Le Français Stéphane Peterhansel (MINI) a remporté mardi la 9e étape du Dakar, sa 3e depuis le début du rallye-raid, disputée sur 410 kilomètres chronométrés entre Wadi Al Dawasir et Haradh en Arabie Saoudite.

Le Qatari Nasser Al Al-Attiyah (Toyota) suit à 15 secondes alors que le leader, Carlos Sainz (MINI) a perdu 6 minutes et 31 secondes en raison d'une crevaison. L'Espagnol ne possède plus que 24 secondes sur Al-Attiyah en tête du classement général. Péterhansel est 3e à 6:38.
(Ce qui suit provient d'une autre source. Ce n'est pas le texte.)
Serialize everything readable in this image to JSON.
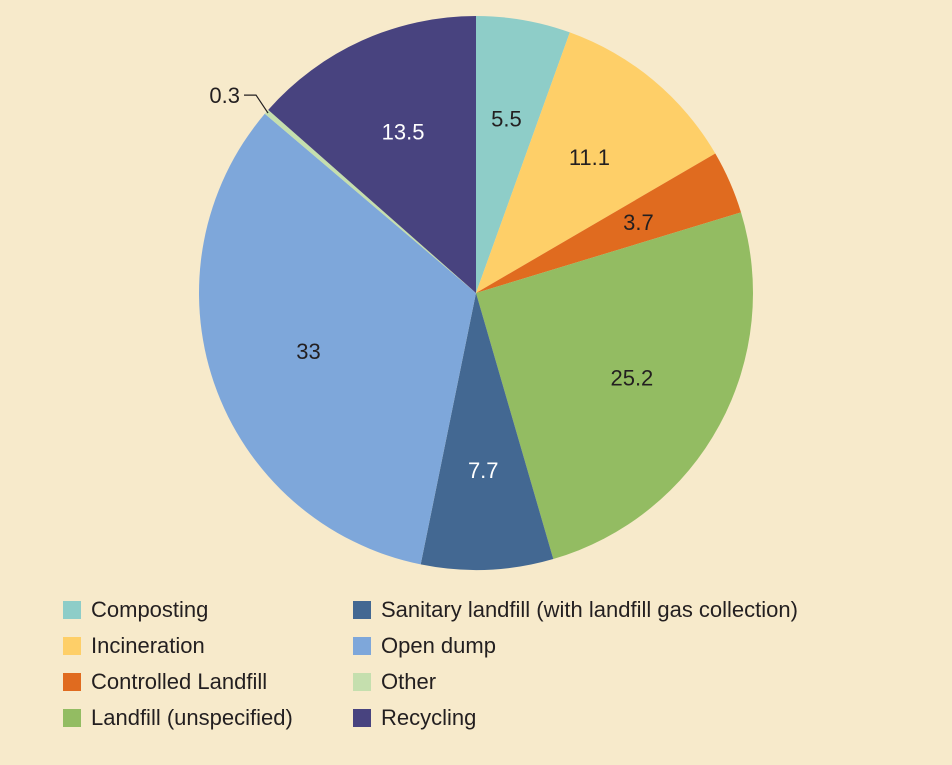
{
  "chart_data": {
    "type": "pie",
    "title": "",
    "start": "top",
    "direction": "clockwise",
    "legend_position": "bottom",
    "slices": [
      {
        "label": "Composting",
        "value": 5.5,
        "display": "5.5",
        "color": "#8ecdc8",
        "text_color": "#231f20"
      },
      {
        "label": "Incineration",
        "value": 11.1,
        "display": "11.1",
        "color": "#fecf68",
        "text_color": "#231f20"
      },
      {
        "label": "Controlled Landfill",
        "value": 3.7,
        "display": "3.7",
        "color": "#e06b1f",
        "text_color": "#231f20"
      },
      {
        "label": "Landfill (unspecified)",
        "value": 25.2,
        "display": "25.2",
        "color": "#93bc62",
        "text_color": "#231f20"
      },
      {
        "label": "Sanitary landfill (with landfill gas collection)",
        "value": 7.7,
        "display": "7.7",
        "color": "#436892",
        "text_color": "#ffffff"
      },
      {
        "label": "Open dump",
        "value": 33,
        "display": "33",
        "color": "#7ea7da",
        "text_color": "#231f20"
      },
      {
        "label": "Other",
        "value": 0.3,
        "display": "0.3",
        "color": "#c5dfae",
        "text_color": "#231f20"
      },
      {
        "label": "Recycling",
        "value": 13.5,
        "display": "13.5",
        "color": "#48437f",
        "text_color": "#ffffff"
      }
    ],
    "legend_order": [
      0,
      1,
      2,
      3,
      4,
      5,
      6,
      7
    ]
  }
}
Le Français Mathieu Serradori et Fabian Lurquin (Century), victorieux la veille, ont cette fois du concéder du terrain et terminent au-delà du top 20 (provisoirement 22e) à près d'une demi-heure (28:09.). Au classement le duo franco-belge recule à la 8e place (à 1h24:20. du leader), dépassé par Tom Colsoul, co-pilote du Néerlandais Bernhard Ten Brinke (Toyota Hilux), 7e de l'étape du jour à 8 minutes et 30 secondes de Peterhansel et 7e aussi au général à 1h08:59 de Sainz.

"Il ne fallait pas trop lâcher lorsqu'on avait un doute sur les cassures, et c'est là qu'on fait la différence, mais c'est une grosse prise de risques", a analysé Stephane Peterhansel cité par l'organisation. "C'est une bonne spéciale pour nous, nous sommes partis le couteau entre les dents. On a essayé de garder le rythme du début à la fin. Sur la première partie c'était cassant, façon Maroc, mais nous n'avons pas eu de crevaison. La fin de la première journée marathon et le début de la deuxième, il y a vraiment des grosses dunes à franchir. Il n'y en a pas eu pour le moment, mais par exemple si on se met dans un entonnoir ou si on se tanke sur une grosse dune cassée, il y a moyen de perdre vingt ou trente minutes. Donc il y a pas mal de choses qui peuvent se passer".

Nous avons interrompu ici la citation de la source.